“Eu espero que este livro faça aparecer novos testemunhos de pessoas que até agora não falaram: da Comissão de Extinção, do MFA (Movimento das Forças Armadas), das pessoas que mandaram durante aquele período e que foram os militares. Espero que venha a desencadear novas fontes”, disse à Lusa Irene Pimentel autora do livro que questiona se foram julgados, ou não, os principais agentes da ditadura portuguesa.
“O que eu tentei foi fazer uma organização sobre tudo o que se sabe, porque é muito interessante. Não posso dizer que não houve justiça na transição para a democracia porque houve elementos da PIDE/DGS presos, houve processos instruídos, houve uma comissão de extinção, houve tribunais militares e neste caso é muito interessante saber-se quem os julgou”, explica a historiadora, autora de uma extensa obra sobre a Polícia Internacional e da Defesa do Estado/Direção Geral de Segurança (PIDE/DGS), a polícia política da ditadura (1926-1974).
Irene Pimentel concluiu que se verificaram vários "movimentos" sobre o julgamento dos ex-agentes e a proporcionalidade das sentenças tendo sido “muito marcados pela situação circunstancial e política do país” recordando que Marcelo Caetano (presidente do Conselho) e Américo Tomás (Presidente da República) não foram julgados tendo sido enviados para o exílio por decisão do MFA.
“Eu não faço julgamentos. É evidente que havia uma vontade de se evitar uma guerra civil e nesse aspeto o 25 de Abril foi exemplar, mas além dos soldados, vítimas da guerra colonial, também houve presos políticos que não puderam fazer o seu luto e ser ressarcidos judicialmente”, destacando o “Caso Humberto Delgado”.
“O grande processo é o ‘Caso Humberto Delgado’: a Justiça não prestou um grande trabalho, mas há várias interpretações sobre o assunto”, diz Irene Pimentel referindo-se ao assassínio do "General Sem Medo" em 1965.
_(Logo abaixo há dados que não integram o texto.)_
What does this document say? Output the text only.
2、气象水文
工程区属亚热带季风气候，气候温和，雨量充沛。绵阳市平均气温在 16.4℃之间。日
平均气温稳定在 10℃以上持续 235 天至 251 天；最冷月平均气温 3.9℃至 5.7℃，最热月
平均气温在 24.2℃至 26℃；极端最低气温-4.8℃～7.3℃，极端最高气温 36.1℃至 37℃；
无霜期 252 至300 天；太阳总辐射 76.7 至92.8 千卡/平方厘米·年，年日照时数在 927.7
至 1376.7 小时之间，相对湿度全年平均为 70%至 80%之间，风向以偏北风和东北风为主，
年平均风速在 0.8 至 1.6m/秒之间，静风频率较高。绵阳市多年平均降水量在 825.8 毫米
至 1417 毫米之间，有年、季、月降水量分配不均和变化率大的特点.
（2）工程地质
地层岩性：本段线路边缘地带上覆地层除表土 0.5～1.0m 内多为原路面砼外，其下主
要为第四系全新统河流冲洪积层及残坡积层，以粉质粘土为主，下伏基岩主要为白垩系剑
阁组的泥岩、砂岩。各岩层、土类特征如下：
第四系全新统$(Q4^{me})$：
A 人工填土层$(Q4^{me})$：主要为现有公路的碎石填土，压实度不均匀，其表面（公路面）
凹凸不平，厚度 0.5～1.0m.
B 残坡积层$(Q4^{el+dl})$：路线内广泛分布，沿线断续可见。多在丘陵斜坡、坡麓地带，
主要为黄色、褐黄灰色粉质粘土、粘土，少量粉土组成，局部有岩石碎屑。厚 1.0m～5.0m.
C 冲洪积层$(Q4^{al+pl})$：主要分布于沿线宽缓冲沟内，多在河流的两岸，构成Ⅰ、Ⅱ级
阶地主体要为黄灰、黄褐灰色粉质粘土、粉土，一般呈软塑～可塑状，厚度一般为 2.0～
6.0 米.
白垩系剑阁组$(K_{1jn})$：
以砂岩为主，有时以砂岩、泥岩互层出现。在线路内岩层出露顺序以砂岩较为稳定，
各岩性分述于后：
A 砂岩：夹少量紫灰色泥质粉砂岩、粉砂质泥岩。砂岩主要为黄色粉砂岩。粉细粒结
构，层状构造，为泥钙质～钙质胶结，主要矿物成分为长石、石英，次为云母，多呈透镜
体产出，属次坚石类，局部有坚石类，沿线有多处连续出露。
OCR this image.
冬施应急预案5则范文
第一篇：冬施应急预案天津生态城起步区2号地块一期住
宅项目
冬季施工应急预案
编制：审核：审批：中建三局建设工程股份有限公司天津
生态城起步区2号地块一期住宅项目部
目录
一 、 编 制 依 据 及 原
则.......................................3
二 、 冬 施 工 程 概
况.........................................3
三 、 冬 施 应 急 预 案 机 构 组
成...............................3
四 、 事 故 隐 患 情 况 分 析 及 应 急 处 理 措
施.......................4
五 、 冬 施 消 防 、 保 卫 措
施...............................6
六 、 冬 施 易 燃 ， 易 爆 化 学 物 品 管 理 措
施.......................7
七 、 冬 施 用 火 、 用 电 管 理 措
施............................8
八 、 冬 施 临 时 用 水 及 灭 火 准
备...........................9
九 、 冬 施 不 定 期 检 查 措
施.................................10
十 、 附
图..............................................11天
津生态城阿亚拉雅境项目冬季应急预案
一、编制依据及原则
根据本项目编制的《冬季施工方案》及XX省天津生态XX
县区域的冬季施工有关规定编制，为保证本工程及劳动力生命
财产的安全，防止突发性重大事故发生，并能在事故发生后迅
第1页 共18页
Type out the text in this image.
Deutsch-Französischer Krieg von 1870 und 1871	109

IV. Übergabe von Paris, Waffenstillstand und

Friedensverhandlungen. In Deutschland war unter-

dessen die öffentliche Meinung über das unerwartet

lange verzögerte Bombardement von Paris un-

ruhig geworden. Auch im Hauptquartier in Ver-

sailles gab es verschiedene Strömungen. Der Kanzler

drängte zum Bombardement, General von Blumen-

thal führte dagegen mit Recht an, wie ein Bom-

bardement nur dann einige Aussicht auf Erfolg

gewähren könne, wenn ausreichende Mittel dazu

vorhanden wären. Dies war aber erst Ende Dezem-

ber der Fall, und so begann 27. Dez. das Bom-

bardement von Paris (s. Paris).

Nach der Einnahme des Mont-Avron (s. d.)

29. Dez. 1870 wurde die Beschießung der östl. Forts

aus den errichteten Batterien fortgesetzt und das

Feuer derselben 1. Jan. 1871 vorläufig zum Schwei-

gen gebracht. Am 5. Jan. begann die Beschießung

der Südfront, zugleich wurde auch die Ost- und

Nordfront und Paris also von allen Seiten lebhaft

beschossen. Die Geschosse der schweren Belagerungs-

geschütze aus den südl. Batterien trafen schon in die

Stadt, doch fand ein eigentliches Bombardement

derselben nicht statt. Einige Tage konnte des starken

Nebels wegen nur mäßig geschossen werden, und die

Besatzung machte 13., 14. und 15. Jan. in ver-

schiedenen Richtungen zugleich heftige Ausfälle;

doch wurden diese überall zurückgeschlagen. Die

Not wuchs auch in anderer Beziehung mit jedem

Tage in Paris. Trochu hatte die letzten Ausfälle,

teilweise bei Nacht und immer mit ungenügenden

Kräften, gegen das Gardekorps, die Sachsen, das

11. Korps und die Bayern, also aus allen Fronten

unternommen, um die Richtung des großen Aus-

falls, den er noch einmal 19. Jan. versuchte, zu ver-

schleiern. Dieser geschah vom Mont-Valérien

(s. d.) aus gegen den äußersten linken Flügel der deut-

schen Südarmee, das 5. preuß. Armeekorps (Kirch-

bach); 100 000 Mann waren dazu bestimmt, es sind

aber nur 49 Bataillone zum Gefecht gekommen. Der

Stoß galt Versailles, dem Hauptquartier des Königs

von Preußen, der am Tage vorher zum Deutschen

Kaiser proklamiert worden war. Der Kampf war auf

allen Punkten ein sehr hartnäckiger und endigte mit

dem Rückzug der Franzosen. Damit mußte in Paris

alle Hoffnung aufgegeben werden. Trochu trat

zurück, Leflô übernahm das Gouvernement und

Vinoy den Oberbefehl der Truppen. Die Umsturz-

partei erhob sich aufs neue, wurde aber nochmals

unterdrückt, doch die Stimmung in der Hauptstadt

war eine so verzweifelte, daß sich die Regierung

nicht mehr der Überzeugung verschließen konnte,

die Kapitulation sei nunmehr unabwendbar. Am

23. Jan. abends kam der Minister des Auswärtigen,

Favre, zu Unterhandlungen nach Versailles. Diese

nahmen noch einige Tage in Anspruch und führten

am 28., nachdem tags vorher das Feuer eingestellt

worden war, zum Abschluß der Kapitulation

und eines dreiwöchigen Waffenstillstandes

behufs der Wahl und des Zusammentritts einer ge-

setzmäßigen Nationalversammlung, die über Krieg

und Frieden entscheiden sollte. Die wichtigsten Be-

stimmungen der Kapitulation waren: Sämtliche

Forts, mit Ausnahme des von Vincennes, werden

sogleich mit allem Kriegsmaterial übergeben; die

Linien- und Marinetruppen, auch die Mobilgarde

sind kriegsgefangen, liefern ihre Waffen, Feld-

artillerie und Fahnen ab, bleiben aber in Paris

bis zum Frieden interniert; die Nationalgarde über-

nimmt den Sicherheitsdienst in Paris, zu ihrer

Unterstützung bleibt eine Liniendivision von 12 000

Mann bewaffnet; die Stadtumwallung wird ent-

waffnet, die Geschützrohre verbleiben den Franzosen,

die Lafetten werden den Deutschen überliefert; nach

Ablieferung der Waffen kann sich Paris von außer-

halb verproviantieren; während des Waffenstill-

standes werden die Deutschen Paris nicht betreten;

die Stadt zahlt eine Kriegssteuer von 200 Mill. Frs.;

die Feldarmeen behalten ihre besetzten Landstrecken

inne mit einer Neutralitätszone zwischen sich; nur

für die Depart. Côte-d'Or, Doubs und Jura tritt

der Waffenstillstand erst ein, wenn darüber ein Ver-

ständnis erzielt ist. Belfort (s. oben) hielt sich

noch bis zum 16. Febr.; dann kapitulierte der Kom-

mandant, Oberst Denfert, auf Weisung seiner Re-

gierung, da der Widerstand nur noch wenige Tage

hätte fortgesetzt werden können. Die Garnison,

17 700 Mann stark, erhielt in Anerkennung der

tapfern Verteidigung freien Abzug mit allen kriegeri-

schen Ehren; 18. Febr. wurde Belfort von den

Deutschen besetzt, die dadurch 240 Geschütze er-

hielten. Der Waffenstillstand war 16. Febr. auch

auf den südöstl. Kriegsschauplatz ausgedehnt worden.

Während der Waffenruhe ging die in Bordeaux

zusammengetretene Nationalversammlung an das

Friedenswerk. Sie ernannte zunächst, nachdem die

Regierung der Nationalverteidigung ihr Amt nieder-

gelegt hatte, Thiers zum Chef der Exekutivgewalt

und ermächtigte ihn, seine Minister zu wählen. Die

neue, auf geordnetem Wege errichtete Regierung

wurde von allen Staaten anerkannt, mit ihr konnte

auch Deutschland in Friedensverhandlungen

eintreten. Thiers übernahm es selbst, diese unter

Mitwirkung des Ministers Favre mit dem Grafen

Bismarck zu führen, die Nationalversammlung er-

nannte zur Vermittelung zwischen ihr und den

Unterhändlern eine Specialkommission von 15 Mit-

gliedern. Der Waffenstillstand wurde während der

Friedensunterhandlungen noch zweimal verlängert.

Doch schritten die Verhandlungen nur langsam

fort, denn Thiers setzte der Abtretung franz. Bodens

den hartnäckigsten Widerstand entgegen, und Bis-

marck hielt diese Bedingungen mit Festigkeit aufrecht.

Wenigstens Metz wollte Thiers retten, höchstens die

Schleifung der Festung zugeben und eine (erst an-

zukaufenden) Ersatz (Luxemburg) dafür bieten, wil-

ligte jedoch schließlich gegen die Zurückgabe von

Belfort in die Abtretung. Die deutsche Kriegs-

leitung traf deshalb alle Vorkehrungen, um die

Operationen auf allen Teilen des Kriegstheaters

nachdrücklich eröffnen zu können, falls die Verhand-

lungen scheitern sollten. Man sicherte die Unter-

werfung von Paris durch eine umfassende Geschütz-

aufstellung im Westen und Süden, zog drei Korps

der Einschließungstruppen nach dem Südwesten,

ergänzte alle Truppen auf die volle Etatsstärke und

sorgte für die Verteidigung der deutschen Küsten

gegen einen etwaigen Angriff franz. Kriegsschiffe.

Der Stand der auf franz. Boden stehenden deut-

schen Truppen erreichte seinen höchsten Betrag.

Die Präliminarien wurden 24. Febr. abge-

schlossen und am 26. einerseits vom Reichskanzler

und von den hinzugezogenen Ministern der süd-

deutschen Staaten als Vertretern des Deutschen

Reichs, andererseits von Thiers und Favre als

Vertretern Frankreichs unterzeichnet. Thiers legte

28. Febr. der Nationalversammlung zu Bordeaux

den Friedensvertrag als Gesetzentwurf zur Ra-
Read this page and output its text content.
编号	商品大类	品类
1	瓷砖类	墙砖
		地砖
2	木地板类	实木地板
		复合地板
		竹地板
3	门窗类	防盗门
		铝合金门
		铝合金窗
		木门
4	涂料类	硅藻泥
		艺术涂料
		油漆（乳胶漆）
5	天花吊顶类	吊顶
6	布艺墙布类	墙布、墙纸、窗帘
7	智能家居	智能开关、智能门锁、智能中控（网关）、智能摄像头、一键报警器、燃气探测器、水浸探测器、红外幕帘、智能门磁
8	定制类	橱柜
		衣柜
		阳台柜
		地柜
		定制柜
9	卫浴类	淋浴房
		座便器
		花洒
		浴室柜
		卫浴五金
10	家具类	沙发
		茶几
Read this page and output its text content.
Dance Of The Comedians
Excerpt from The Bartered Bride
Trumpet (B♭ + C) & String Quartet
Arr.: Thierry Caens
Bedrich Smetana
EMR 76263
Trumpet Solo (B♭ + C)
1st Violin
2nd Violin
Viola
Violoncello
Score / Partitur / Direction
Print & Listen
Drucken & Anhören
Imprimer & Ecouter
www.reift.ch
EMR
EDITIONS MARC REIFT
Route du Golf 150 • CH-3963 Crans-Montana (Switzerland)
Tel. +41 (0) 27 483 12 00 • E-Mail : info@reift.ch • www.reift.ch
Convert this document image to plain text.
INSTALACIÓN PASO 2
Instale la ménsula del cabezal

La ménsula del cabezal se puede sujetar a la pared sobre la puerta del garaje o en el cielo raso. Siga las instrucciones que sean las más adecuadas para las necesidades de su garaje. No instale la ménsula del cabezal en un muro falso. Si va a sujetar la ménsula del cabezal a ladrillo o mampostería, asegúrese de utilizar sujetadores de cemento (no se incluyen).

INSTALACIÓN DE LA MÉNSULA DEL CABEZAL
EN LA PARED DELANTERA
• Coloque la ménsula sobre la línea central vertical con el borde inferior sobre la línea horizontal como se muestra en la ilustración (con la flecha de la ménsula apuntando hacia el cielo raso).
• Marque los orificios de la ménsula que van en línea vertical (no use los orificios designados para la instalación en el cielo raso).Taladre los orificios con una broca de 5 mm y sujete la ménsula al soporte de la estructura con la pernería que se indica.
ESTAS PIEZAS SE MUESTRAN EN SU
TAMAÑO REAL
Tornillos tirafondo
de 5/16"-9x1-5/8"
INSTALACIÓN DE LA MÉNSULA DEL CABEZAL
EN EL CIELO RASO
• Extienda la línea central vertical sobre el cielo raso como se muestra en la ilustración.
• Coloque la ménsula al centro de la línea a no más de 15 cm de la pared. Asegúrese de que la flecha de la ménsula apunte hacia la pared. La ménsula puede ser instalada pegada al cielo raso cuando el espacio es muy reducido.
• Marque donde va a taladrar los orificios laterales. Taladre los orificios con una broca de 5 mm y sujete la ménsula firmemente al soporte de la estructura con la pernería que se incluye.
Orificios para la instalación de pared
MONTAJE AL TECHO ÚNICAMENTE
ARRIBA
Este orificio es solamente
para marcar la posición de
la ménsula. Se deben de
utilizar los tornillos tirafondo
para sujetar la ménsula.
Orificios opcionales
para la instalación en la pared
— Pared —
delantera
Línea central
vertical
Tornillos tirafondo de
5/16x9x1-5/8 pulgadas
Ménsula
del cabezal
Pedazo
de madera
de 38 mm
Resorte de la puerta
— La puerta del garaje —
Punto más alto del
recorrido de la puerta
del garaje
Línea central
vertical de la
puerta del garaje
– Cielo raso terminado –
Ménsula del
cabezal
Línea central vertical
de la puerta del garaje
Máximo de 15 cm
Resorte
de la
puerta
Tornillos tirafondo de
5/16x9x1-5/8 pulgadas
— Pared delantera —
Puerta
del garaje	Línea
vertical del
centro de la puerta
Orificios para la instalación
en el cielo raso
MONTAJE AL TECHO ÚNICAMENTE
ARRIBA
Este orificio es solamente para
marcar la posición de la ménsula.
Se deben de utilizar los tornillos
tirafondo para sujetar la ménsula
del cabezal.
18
Irene Pimentel recorda que em Portugal, “a partir do 25 de Novembro”, havia legislação sobre a ex-polícia política e que estavam presas pessoas por pertencerem à PIDE/DGS, e vontade de as levar a tribunal, mas que, “por outro lado”, havia vontade de as libertar.
Em 1976 começaram os julgamentos dos agentes da PIDE/DGS e alguns foram punidos, mas, refere Irene Pimentel, “como se houvesse uma tabela”: um indivíduo que tivesse estado em prisão preventiva um ano e meio era sentenciado a um ano e meio, ou dois anos se houvesse testemunhas ou então libertado se houvesse uma atenuante.
“Havia receios e vivia-se a Guerra Fria e talvez isso ajude a perceber a forma como decorreram os processos sobre os agentes da ex-PIDE/DGS. Como é que a igreja ia reagir? Como é que os elementos do antigo regime iam reagir? Na altura não se sabia e havia uma vontade de lutar pelo presente e pelo futuro próximo, até do ponto de vista ideológico”, diz a autora da investigação.
Neste contexto, Irene Pimentel sublinha que ao contrário dos casos ocorridos no fim das ditaduras da Grécia, Espanha ou Argentina, o único país onde se viveu um processo revolucionário foi em Portugal.
O livro inclui, entre outras, tabelas com ordens de libertação provisória (de 21 de março de 1975 a 1982), lista de libertação de elementos da PIDE/DGS, entre 1976 e 1978, com o posto onde se tinham que apresentar e listas com números relativos a sentenças pronunciadas até fevereiro de 1986.
A investigação enquadra o caso português no conceito de justiça de transição e refere-se aos vários casos ocorridos em países que viveram processos de passagem da ditadura para a democracia detalhando também o funcionamento da Comissão de Extinção da PIDE/DGS.
“Quem vai trazer o conhecimento vai ser a História. Já não é tempo de se fazerem julgamentos”, refere Irene Pimentel defendendo, no entanto, que o estudo do passado recente pode também ajudar a perceber a situação da Justiça portuguesa.
“Até que ponto a falta de julgamento dos juízes dos Tribunais Plenários (instituídos em 1945 pelo Estado Novo) não tem uma influência indireta sobre o atual estado da justiça em Portugal?”, questiona a historiadora que alerta que ainda falta investigar a polícia política nas colónias, o papel dos “informadores” da PIDE/DGS, e o “mistério” do desaparecimento de uma parte dos arquivos, alegadamente roubados pela União Soviética depois de 1974.
"O Caso da PIDE/DGS - Foram julgados os principais agentes da Ditadura Portuguesa", de Irene Flunser Pimentel (editora "Temas e Debates"), lançado na semana passada e com apresentação marcada para o próximo sábado no Teatro São Luiz, em Lisboa.